All of this is to say, talent is so critical, and finding the right talent will be a bottleneck for any advanced manufacturing companies in Australia for the foreseeable future.
Another observation: for the best people, it did not really matter what role they were being hired for. They would probably be fine shifting into 80% of the roles the company needed in the next two years. They would usually not be from biomanufacturing in the first place. They would have some set of transferable skills, strong first-principles intuition, and a high level of adaptability.
So sometimes agonising over the JD is only worthwhile insofar as it gets those people interested, rather than helping you find the best technical fit.
Becoming a people leader
I think the role is much more of a rollercoaster than being an IC. Some weeks are really great, whilst others can be quite stressful. Much of the role is just trying to communicate clearly to people on your team: what your expectations are, whether they are meeting them, and hearing what they say to you.
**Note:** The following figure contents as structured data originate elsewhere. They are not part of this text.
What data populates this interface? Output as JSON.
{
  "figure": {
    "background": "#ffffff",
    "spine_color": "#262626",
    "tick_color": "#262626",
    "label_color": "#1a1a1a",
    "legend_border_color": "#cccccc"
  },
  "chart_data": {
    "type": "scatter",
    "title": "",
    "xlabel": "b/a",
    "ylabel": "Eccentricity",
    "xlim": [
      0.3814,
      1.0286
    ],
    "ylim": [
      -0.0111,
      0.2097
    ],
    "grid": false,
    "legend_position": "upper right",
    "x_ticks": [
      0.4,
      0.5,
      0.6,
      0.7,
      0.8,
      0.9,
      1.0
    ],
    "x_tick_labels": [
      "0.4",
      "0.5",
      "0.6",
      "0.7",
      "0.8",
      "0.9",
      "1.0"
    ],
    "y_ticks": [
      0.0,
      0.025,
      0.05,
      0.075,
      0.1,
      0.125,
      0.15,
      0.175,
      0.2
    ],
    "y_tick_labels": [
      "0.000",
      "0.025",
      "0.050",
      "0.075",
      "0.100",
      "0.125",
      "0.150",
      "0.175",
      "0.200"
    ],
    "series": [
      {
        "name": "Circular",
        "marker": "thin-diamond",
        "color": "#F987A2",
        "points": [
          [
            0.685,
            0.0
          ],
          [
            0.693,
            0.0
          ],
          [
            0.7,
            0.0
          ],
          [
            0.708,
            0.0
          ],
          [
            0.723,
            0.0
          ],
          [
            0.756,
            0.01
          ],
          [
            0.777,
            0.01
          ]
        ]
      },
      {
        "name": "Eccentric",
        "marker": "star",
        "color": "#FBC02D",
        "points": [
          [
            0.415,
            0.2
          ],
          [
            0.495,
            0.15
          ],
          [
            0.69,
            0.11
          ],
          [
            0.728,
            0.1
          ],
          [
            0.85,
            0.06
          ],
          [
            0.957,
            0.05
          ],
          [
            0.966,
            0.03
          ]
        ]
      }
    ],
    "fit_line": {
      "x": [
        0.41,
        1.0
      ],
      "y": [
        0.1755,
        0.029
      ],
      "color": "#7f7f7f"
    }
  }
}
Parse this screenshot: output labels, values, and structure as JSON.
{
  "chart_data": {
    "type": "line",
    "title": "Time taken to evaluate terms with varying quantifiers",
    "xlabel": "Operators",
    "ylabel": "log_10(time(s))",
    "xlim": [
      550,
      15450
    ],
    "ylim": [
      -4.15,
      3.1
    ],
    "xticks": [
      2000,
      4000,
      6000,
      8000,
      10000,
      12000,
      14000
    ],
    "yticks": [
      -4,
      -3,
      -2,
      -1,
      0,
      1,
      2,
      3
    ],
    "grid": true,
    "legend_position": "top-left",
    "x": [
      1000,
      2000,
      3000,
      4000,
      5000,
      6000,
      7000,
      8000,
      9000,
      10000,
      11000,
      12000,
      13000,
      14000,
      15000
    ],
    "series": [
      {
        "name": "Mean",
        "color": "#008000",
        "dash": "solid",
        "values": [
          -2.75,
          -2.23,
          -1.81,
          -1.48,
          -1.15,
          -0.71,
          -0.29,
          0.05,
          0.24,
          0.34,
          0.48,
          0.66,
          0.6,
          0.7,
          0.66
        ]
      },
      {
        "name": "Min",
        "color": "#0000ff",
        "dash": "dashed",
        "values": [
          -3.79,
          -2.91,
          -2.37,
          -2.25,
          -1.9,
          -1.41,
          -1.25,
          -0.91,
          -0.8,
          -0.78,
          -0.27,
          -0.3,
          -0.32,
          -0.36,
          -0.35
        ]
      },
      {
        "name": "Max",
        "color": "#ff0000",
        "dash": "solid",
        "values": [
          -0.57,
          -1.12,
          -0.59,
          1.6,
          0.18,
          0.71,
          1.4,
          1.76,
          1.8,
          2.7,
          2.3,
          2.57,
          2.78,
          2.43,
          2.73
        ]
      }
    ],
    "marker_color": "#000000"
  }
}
The rest of it is problem solving, because problems that were not solvable by your team end up getting escalated.
I would recommend it purely because I think it has benefitted me outside of work in my ability to communicate, handle conflict, and set clear boundaries. The job itself I personally found to be enjoyable due to the extremely capable people I was leading, and working closely with them. I benefitted more from them challenging me and pushing me to improve than they did from my “management”. The leadership element of being a team lead also stretched me all the time, and forced me to become much better at making decisions under uncertainty, frequently evaluating the impact of new information, and acting with a sense of agency.
The last lesson about people is the hardest to act on. Most people I worked with were exceptional, but startups are intense. Priorities change, structures change, and the company evolves. This means that those who were hired at a particular company stage may no longer fit as well as they did before. Sometimes these people leave on their own, but other times they stay, unwilling to move on. There were a few situations like this over time, and in hindsight I think addressing them earlier would usually have been better.
That being said, Vow generally had great people and a wonderful culture. Everyone was optimistic, kind, intelligent, and extremely hardworking. We had a thorough interview process which was time-consuming but shaped a strong team.
What I’m taking with me
I learnt so much over the last three years, and had the privilege of working with awesome people on extremely engaging work. I am completely hooked by the process of building something in the real world, and the multifaceted optimisation game of manufacturing.
There are so many other lessons I could chat about, but I think these are the ones that will stick with me most.
As I step into my next role, there is so much I am bringing with me from Vow. Most of all I am bringing a sense of belief. If we were able to do what we did at Vow, so much is possible and in reach with a bit of hustle and effort. That is not to say it will be easy, but it is certainly possible, and I already know the sense of fulfilment when you make it happen.
It is not surprising that I can think of at least four companies started by Vow alumni. Whether that is just our hiring process or a sign that Vow is a pretty effective startup training ground, I am not sure, but I am betting it is a good deal of the latter.
I could go on, but let’s wrap it up here. Hopefully I can write a similar post in three years when <insert company> achieves at least 50% of what Vow did.